Friday, July 14, 2006

A Guide to Modern Rigging

By Russ "Bassdozer" Comeau

How goes it? It's Bassdozer here. You know what I am thinking? Maybe this is a good time to review a number of basic rigging options that are used nowadays with soft baits. Nothing fancy, just bass rigs you basically make with a bait, a sinker, and a hook. So here goes.

1) Weightless Rig. The purest form of rigging, and most deadly with the Senko. No sinker is used and the hook can be tied directly to the main line. Optionally, tie the hook to a 12" to 24" inch leader tied to a free-turning swivel that dissipates the line twist which often occurs with unweighted soft baits.

2) Unpegged Texas Rig. A conical sinker is allowed to slide freely on the main line, with the hook tied directly to the main line. Optionally use a bead. The sinker will jackhammer constantly against the bead and make a tiny clicking noise that can attract fish at times.

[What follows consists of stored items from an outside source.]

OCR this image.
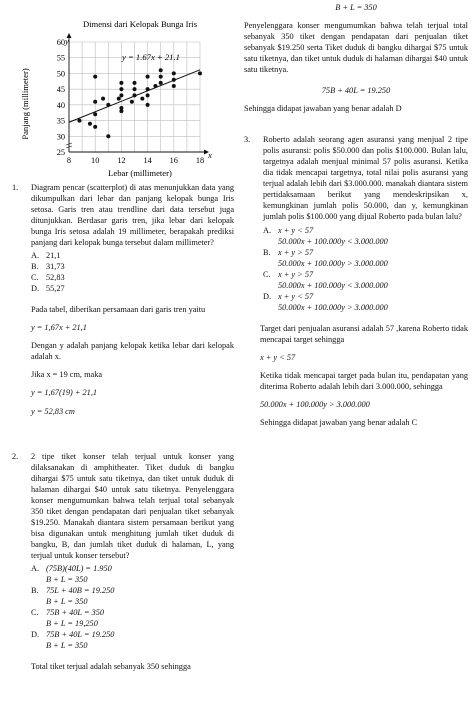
25
30
35
40
45
50
55
60
8 10 12 14 16 18
Dimensi dari Kelopak Bunga Iris
y = 1.67x + 21.1
Lebar (millimeter)
Panjang (millimeter)
x
y
1. Diagram pencar (scatterplot) di atas menunjukkan data yang dikumpulkan dari lebar dan panjang kelopak bunga Iris setosa. Garis tren atau trendline dari data tersebut juga ditunjukkan. Berdasar garis tren, jika lebar dari kelopak bunga Iris setosa adalah 19 millimeter, berapakah prediksi panjang dari kelopak bunga tersebut dalam millimeter?

A. 21,1
B. 31,73
C. 52,83
D. 55,27

Pada tabel, diberikan persamaan dari garis tren yaitu

y = 1,67x + 21,1

Dengan y adalah panjang kelopak ketika lebar dari kelopak adalah x.

Jika x = 19 cm, maka

y = 1,67(19) + 21,1

y = 52,83 cm

2. 2 tipe tiket konser telah terjual untuk konser yang dilaksanakan di amphitheater. Tiket duduk di bangku dihargai $75 untuk satu tiketnya, dan tiket untuk duduk di halaman dihargai $40 untuk satu tiketnya. Penyelenggara konser mengumumkan bahwa telah terjual total sebanyak 350 tiket dengan pendapatan dari penjualan tiket sebanyak $19.250. Manakah diantara sistem persamaan berikut yang bisa digunakan untuk menghitung jumlah tiket duduk di bangku, B, dan jumlah tiket duduk di halaman, L, yang terjual untuk konser tersebut?

A. (75B)(40L) = 1.950
B + L = 350
B. 75L + 40B = 19.250
B + L = 350
C. 75B + 40L = 350
B + L = 19,250
D. 75B + 40L = 19.250
B + L = 350

Total tiket terjual adalah sebanyak 350 sehingga

B + L = 350

Penyelenggara konser mengumumkan bahwa telah terjual total sebanyak 350 tiket dengan pendapatan dari penjualan tiket sebanyak $19.250 serta Tiket duduk di bangku dihargai $75 untuk satu tiketnya, dan tiket untuk duduk di halaman dihargai $40 untuk satu tiketnya.

75B + 40L = 19.250

Sehingga didapat jawaban yang benar adalah D

3. Roberto adalah seorang agen asuransi yang menjual 2 tipe polis asuransi: polis $50.000 dan polis $100.000. Bulan lalu, targetnya adalah menjual minimal 57 polis asuransi. Ketika dia tidak mencapai targetnya, total nilai polis asuransi yang terjual adalah lebih dari $3.000.000. manakah diantara sistem pertidaksamaan berikut yang mendeskripsikan x, kemungkinan jumlah polis 50.000, dan y, kemungkinan jumlah polis $100.000 yang dijual Roberto pada bulan lalu?

A. x + y < 57
50.000x + 100.000y < 3.000.000
B. x + y > 57
50.000x + 100.000y > 3.000.000
C. x + y > 57
50.000x + 100.000y < 3.000.000
D. x + y < 57
50.000x + 100.000y > 3.000.000

Target dari penjualan asuransi adalah 57 ,karena Roberto tidak mencapai target sehingga

x + y < 57

Ketika tidak mencapai target pada bulan itu, pendapatan yang diterima Roberto adalah lebih dari 3.000.000, sehingga

50.000x + 100.000y > 3.000.000

Sehingga didapat jawaban yang benar adalah C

One difficulty is an unpegged sinker can slide far up the line on the cast, making for inaccurate casts and imprecise presentations. An unpegged sinker can also slide far down the line and get your rig stuck in snaggy cover. For more control over an unpegged sinker, you can contain it on a short 12 to 24" leader tied to a swivel. This gives you the desirable unpegged lure movement (and bead-clicking option) while at the same time, the short leader gives you better control over the cast and presentation.

3) Pegged Texas Rig. Pocket a few toothpicks the next time you pay the check at the diner. Then jam one in the butt of a bullet weight and break it off. Keep in mind, don't jam it in so tightly that you risk weakening the line. Slide it down the line, and the toothpick will hold the weight securely against the nose of a soft bait used in heavy cover. The weight and bait will act like one unit that slips through weeds and resists snagging in cover.

4) Florida Rig. An advancement over the toothpick-pegging method, Florida rig sinkers are molded around a thin Teflon tube, and a corkscrew wire that screws in to the nose of a soft bait. Slip the sinker on the main line, tie the hook directly to the main line, and screw it into the bait. This provides the ultimate in weedless and snagless presentation for big bass in heavy cover.

5) Mojo Rig. Mojo sinkers are long, thin, and shaped like pencil leads. They're part of a complete system which includes rubber pegs that thread through the Mojo weight to peg it from 12" to 24" inches above the bait. The rubber strand cushions the line from any potential damage that can occur with wooden toothpicks or crimping splitshots on the line.

The thin Mojo sinker will slink through weeds better than most other weight types. Mojo rigs also work for vertical fishing in deep water where baits are suspended for bass lurking in or under the tops of flooded trees or brush.